Positive Likelihood Ratio (PLR) for LAP in this study was 4.16, which was more than PLR for petechiae (1.89) and exudates (1.42). This denotes the result of PLR for LAP as one of the important clinical findings that shows the ability of LAP for pre-diagnosis of diseases in people who had GAS diseases. As the clinical positive likelihood of GAS increased, there were stepwise increases in sensitivity of clinical findings (from 71% to 100%).
Dos Santos and Berezin reported that the sensitivity, specificity, PPV and NPV of the rapid test was more than the medical opinion of a physician. The sensitivity, specificity, PPV and NPV of the rapid test in comparison with culture in the present study were 89.4%, 100%, 100% and 93.3%, respectively, that was more than the clinical findings, thus our results are similar with Dos Santos and Berezin findings with sensitivity, specificity, PPV and NPV of rapid tests being 96.7%, 94.4%, 84.8% and 98.9%, respectively (
14).
The sensitivity of the rapid antigen test for GAS is not a fixed value but varies with the spectrum of disease (
17).
Edmonson reported high sensitivity of 94% for the rapid test in comparison with culture in patients < 15 years old, who had tonsillar exudate and no cough and low sensitivity of 73% in patients clinically unlikely to have GAS (
18).
In a study conducted by Forward et al. sensitivity, specificity, PPV and NPV of the rapid test in comparison with culture in diagnosing streptococcal pharyngitis were 71.9%, 94.3%, 76.9%, and 92.7% (
19).
According to guidelines for the diagnosis and management of group A Streptococcal pharyngitis, swabbing the throat and testing for GAS pharyngitis by rapid antigen detection test or culture should be performed because the clinical features alone do not reliably discriminate between GAS and viral pharyngitis (
20).
The results of a study showed that the rapid test is helpful for rapid diagnosis of GABHS pharyngitis. Although diagnosis of GABHS pharyngitis based on only clinical findings is misleading in the majority of cases in this study, there was good correlation between petechiae in the pharynx of patients and positive rapid test (P < 0.004) (
21). Results of our study also showed statistically significant differences between petechiae and positive rapid test as well (P < 0.001).
In a study conducted in Brazil, Croatia, Egypt, and Latvia among children aged between 2 - 12 years old, sensitivity of rapid antigen detection test in comparison with culture in diagnosing streptococcal pharyngitis ranged from 72.4% to 91.8% while specificity ranged from 85.7% to 96.4%. The positive predictive value ranged from 67.9% to 88.6% and negative predictive value ranged from 88.1% to 95.7% (16).

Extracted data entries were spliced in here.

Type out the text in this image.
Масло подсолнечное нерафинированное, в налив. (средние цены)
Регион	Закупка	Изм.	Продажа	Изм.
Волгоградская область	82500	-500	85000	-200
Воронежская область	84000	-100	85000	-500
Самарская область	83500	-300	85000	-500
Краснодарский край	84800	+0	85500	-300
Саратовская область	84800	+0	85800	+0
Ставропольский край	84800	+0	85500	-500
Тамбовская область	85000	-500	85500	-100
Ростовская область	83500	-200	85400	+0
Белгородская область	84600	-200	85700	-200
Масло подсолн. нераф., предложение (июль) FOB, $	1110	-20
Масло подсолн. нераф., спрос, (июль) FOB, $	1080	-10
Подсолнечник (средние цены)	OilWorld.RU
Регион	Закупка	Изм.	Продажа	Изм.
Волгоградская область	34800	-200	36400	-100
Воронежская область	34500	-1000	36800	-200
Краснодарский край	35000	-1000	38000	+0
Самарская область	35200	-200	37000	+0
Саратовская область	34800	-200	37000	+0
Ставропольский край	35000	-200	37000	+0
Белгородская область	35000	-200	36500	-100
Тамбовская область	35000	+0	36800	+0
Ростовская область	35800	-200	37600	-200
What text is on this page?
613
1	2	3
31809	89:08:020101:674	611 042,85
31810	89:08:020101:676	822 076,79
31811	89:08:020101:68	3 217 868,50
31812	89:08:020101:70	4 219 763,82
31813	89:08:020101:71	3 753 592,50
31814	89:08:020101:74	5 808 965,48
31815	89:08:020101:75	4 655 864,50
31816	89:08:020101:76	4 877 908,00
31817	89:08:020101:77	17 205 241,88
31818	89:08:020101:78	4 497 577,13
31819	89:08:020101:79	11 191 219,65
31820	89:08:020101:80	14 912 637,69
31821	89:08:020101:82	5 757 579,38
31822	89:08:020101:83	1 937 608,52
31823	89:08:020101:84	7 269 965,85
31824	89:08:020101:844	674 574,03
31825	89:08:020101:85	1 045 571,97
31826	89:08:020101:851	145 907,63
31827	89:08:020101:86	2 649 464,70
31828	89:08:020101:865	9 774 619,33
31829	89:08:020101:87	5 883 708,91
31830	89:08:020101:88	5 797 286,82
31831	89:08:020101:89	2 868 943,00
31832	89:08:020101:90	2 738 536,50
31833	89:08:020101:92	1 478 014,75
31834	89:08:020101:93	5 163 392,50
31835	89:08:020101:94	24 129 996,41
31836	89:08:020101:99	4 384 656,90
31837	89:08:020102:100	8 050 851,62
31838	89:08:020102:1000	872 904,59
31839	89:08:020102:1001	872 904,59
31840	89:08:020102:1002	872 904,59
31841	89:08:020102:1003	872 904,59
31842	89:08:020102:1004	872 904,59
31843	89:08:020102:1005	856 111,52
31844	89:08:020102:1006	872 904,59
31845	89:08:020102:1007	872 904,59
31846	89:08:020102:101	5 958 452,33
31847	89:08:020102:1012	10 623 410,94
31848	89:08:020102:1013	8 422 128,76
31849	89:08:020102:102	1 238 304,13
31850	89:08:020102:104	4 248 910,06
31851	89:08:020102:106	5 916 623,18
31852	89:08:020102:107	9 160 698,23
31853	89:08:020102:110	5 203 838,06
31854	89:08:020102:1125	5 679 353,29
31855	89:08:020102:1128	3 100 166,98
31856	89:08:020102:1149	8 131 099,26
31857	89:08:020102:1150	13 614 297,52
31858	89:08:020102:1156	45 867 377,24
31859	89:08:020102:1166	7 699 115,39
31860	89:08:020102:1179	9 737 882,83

In general, our findings showed that the rapid test with sensitivity and specificity of 89.4% and 100% had good performance in diagnosing GAS and LAP with sensitivity and specificity of 100% and 76.8%, and helps clinician with prediagnosis of GAS.
5.1. Conclusions
No single element of medical history or physical examination is sufficient to accurately diagnose streptococcal pharyngitis. However, LAP had good performance in precision of GAS, a combination of clinical findings including tonsillar exudates, petechiae and the absence of cough, and is helpful in predicting an increased probability of the disease. These findings should be coupled with additional clinical factors such as the patient’s age, the results of rapid antigen testing or culture for clinician judgment.